Il cammino verso la rivoluzione eco-friendly nella mobilità possiede velocità differenti, ci sono Paesi nei quali è più concreta e altri dove lo sviluppo delle forme di propulsione a basse (o del tutto assenti) emissioni fa più fatica ad affermarsi.

Fra i primi c’è la Norvegia, che a dispetto del proprio ruolo leader in Europa nella produzione petrolifera si candida ad essere una delle prime Nazioni che, in un futuro a lungo termine, potrebbero bloccare del tutto la vendita di nuovi autoveicoli a combustibili fossili in favore delle auto a zero emissioni. La data, riferita in questi giorni da un report governativo siglato dai rappresentanti di quattro forze politiche (di opposti schieramenti), è il 2025: fra nove anni dunque la Norvegia potrebbe bloccare la vendita di nuovi veicoli a benzina e gasolio.

Un passo clamoroso per il Paese scandinavo, anche dal punto di vista della ricchezza interna: nel 2015 il petrolio e il gas naturale hanno rappresentato il 39% del valore totale delle esportazioni. Tuttavia, anche se la Norvegia gioca un ruolo da big player fra le nazioni fornitrici di combustibili fossili, la notizia legata alla futura elettrificazione del parco veicoli appare coerente sotto alcuni aspetti.

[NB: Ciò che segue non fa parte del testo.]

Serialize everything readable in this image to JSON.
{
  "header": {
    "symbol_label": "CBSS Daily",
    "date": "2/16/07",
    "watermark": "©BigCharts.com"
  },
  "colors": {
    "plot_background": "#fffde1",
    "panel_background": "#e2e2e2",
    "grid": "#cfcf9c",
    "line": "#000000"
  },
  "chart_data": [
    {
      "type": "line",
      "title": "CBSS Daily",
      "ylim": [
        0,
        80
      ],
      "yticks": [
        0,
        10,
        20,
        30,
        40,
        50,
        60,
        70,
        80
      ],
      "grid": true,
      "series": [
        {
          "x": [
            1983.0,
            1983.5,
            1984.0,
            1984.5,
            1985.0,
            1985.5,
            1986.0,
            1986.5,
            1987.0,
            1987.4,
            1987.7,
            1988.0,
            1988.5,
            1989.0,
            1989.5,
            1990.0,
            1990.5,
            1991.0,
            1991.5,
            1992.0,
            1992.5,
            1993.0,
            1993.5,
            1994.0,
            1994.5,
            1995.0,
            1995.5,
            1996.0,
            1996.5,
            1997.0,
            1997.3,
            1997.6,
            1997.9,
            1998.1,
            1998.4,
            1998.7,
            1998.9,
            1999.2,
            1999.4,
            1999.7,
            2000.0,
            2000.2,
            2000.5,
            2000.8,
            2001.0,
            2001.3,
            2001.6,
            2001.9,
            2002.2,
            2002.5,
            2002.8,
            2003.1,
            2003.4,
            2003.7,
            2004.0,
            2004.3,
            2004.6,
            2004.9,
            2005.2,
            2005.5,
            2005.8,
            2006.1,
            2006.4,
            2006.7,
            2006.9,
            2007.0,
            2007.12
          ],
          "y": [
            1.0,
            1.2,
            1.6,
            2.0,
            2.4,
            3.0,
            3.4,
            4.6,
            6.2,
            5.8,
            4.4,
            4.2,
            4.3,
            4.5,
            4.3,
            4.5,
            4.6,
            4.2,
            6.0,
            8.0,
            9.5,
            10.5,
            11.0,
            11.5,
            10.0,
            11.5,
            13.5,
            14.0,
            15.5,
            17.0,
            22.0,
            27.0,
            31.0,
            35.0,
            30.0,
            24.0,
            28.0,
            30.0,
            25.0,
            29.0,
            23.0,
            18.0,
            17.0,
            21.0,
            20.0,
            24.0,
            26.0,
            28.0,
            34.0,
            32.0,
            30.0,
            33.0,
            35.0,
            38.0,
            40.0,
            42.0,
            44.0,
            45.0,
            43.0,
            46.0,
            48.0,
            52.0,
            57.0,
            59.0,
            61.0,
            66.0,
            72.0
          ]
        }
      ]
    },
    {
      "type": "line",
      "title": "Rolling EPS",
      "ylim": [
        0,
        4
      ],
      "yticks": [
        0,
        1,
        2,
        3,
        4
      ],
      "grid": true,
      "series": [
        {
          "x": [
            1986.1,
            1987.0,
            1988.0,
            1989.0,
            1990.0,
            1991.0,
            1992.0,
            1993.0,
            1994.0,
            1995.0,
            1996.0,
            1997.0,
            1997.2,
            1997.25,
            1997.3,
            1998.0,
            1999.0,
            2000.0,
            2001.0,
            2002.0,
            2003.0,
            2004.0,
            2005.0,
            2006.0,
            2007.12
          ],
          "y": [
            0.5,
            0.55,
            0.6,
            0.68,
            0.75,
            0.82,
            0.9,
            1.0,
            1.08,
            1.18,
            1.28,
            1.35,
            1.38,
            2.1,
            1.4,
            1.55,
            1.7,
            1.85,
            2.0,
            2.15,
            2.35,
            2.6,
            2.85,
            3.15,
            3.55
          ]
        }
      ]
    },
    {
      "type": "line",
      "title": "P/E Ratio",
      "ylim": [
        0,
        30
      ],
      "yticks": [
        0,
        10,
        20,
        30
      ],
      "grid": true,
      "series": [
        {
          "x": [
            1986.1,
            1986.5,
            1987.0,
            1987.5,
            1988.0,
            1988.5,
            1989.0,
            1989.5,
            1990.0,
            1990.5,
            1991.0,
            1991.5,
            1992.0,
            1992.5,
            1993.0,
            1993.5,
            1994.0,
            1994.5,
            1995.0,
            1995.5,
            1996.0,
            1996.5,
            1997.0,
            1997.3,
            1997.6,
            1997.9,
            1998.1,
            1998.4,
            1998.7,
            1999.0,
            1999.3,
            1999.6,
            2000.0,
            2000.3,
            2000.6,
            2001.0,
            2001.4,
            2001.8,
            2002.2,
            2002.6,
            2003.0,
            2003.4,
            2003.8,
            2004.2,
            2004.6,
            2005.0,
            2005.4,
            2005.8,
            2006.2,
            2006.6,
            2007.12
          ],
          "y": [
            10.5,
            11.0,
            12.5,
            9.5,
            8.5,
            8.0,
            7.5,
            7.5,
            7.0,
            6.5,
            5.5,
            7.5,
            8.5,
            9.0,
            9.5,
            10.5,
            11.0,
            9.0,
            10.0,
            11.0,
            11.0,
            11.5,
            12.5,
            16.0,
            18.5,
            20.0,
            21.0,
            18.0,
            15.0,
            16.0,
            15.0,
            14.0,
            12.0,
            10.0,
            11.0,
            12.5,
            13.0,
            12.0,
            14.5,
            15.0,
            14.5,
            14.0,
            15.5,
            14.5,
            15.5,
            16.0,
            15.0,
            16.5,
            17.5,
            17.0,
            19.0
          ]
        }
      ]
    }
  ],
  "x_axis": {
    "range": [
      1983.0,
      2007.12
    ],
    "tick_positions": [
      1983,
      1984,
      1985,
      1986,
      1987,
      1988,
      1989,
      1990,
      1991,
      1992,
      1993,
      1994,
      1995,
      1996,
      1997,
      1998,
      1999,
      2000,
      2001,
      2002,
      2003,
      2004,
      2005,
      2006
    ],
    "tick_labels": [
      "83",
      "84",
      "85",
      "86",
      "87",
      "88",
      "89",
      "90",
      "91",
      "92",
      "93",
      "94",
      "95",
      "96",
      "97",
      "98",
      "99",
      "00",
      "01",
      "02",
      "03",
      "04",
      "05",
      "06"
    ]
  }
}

Innanzitutto gran parte della produzione di petrolio e gas naturale viene esportata dalla Norvegia verso l’Europa centro–settentrionale (le direzioni prendono la strada della Germania, del Belgio, della Gran Bretagna e parte della Francia), una fetta consistente del metano norvegese viene utilizzata per il riscaldamento domestico e per impieghi industriali, non ultima l’alimentazione di centrali elettriche.

Inoltre va tenuto conto del fatto che recentemente l’eventualità di rendere il parco auto di nuova produzione all’insegna dell’ibrido e dell’elettrico compare sui taccuini delle priorità di altre nazioni: l’Olanda, ad esempio, che potrebbe vietare la vendita di nuovi veicoli ad alimentazione “tradizionale” nel 2025; e l’India, che sta valutando la completa elettrificazione degli autoveicoli entro il 2030.

Tuttavia potrebbe essere proprio la Norvegia ad assumersi un ruolo di capofila nella “rivoluzione green” della mobilità su ruota. Le auto elettriche non rappresentano una forma di trasporto troppo estranea per i norvegesi, visto che il 24% dei nuovi veicoli appartiene al settore “zero emissioni”: il che fa della Norvegia la nazione con la più alta incidenza di veicoli elettrici al mondo.

In secondo luogo le novità elettriche da parte delle Case auto appartengono a programmi industriali attualmente in fase di sviluppo. In altre parole: le proposte a zero emissioni che vediamo in listino limitano la scelta a un numero ristretto di veicoli; e questo avviene in Norvegia come in tutto il mondo. Con il graduale aumento delle lineup di auto elettriche in vendita, ci sarà senz’altro più possibilità di comparazione.

Va infine considerato che ad Oslo è in fase di studio un progetto che prevederà il divieto totale di circolazione delle auto private nelle aree centrali della Capitale norvegese entro il 2019.

Il provvedimento fa parte di un programma varato dal nuovo Governo della capitale norvegese che intende dimezzare le emissioni di gas serra entro il 2020 rispetto ai livelli del 1990, oltre a un “taglio” del 20% al 2019 e al 30% al 2030 del traffico automobilistico. Dal canto suo, il Governo norvegese ha intenzione di costruire nuove e più capillari piste ciclabili e incentivare l’acquisto di biciclette elettriche.